Pharmacological and molecular characterization of ATP-sensitive K+ channels in the TE671 human medulloblastoma cell line.

ATP-sensitive K+ (K(ATP)) channels in the human medulloblastoma TE671 cell line were characterized by membrane potential assays utilizing a potentiometric fluorescent probe, bis-(1,3-dibutylbarbituric acid)trimethine oxonol (DiBAC4(3)), and by mRNA analysis. Membrane potential assays showed concentration-dependent and glyburide-sensitive changes in fluorescence upon addition of (-)-cromakalim, pinacidil, diazoxide and P1075. The rank order of potency for these openers was P1075 > (-)-cromakalim approximately = pinacidil > diazoxide.

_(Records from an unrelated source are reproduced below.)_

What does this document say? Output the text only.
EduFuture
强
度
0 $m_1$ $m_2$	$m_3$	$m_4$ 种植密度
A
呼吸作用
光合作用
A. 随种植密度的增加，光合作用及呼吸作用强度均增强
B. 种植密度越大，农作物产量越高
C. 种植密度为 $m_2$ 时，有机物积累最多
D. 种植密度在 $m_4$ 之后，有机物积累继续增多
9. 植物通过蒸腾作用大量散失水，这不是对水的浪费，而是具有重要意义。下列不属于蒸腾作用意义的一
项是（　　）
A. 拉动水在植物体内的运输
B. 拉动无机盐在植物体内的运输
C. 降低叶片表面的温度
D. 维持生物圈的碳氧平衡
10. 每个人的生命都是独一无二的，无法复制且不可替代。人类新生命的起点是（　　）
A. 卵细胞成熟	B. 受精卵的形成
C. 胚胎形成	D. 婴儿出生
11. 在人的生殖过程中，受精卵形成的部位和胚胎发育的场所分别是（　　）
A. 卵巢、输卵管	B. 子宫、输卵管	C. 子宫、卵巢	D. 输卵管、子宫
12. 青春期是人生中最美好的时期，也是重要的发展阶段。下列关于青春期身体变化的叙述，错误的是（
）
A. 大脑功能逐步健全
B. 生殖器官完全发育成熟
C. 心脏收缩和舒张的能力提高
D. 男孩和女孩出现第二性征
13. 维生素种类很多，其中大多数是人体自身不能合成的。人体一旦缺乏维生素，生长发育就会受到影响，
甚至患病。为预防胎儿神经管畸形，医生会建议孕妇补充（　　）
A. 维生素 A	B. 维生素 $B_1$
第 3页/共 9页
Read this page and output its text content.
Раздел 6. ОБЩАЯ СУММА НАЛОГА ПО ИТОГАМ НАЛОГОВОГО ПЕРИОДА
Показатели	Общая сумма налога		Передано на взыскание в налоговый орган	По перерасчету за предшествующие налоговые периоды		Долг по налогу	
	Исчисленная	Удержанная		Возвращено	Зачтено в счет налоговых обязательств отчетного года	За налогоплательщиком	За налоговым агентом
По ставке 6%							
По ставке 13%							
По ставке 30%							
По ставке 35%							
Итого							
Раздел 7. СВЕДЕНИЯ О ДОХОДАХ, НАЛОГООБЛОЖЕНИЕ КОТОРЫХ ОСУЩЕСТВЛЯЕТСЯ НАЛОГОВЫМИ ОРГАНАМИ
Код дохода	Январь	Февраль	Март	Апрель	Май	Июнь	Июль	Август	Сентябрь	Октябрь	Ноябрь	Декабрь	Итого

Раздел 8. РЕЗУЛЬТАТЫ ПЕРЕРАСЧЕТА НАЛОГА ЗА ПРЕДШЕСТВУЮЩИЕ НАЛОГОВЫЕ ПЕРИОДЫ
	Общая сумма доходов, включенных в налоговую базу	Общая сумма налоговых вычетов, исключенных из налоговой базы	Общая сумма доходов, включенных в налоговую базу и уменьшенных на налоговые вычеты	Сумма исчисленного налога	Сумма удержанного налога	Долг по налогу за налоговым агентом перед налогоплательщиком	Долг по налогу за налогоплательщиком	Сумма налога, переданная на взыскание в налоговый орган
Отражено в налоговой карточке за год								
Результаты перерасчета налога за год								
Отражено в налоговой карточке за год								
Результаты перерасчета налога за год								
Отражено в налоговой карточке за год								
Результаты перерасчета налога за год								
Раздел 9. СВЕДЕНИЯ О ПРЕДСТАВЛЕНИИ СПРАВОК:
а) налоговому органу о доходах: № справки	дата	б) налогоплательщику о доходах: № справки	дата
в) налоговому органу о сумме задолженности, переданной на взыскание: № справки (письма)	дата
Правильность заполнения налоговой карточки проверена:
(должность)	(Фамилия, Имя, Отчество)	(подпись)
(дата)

Additionally, glyburide and glipizide inhibited P1075-evoked responses in TE671 cells with half-maximal inhibitory concentrations of 0.22 and 14 microM, respectively. The rank order potencies of both openers and inhibitors were similar to those observed in the rat smooth muscle A-10 cell line. In contrast, in the rat pancreatic insulinoma RIN-m5F cell line, only diazoxide was effective as an opener. Reverse transcription-polymerase chain reaction (RT-PCR) studies detected sulfonylurea receptors SUR2B and SUR1 mRNA in TE671 cells whereas only SUR2B and SUR1 mRNA were, respectively, detected in A-10 and RIN-m5F cells. The inward rectifier Kir6.2 mRNA was detected in all three cell types whereas Kir6.1 was detected only in A-10 cells. Collectively, the molecular and pharmacologic studies suggest that K(ATP) channels endogenously expressed in TE671 medulloblastoma resemble those present in the smooth muscle.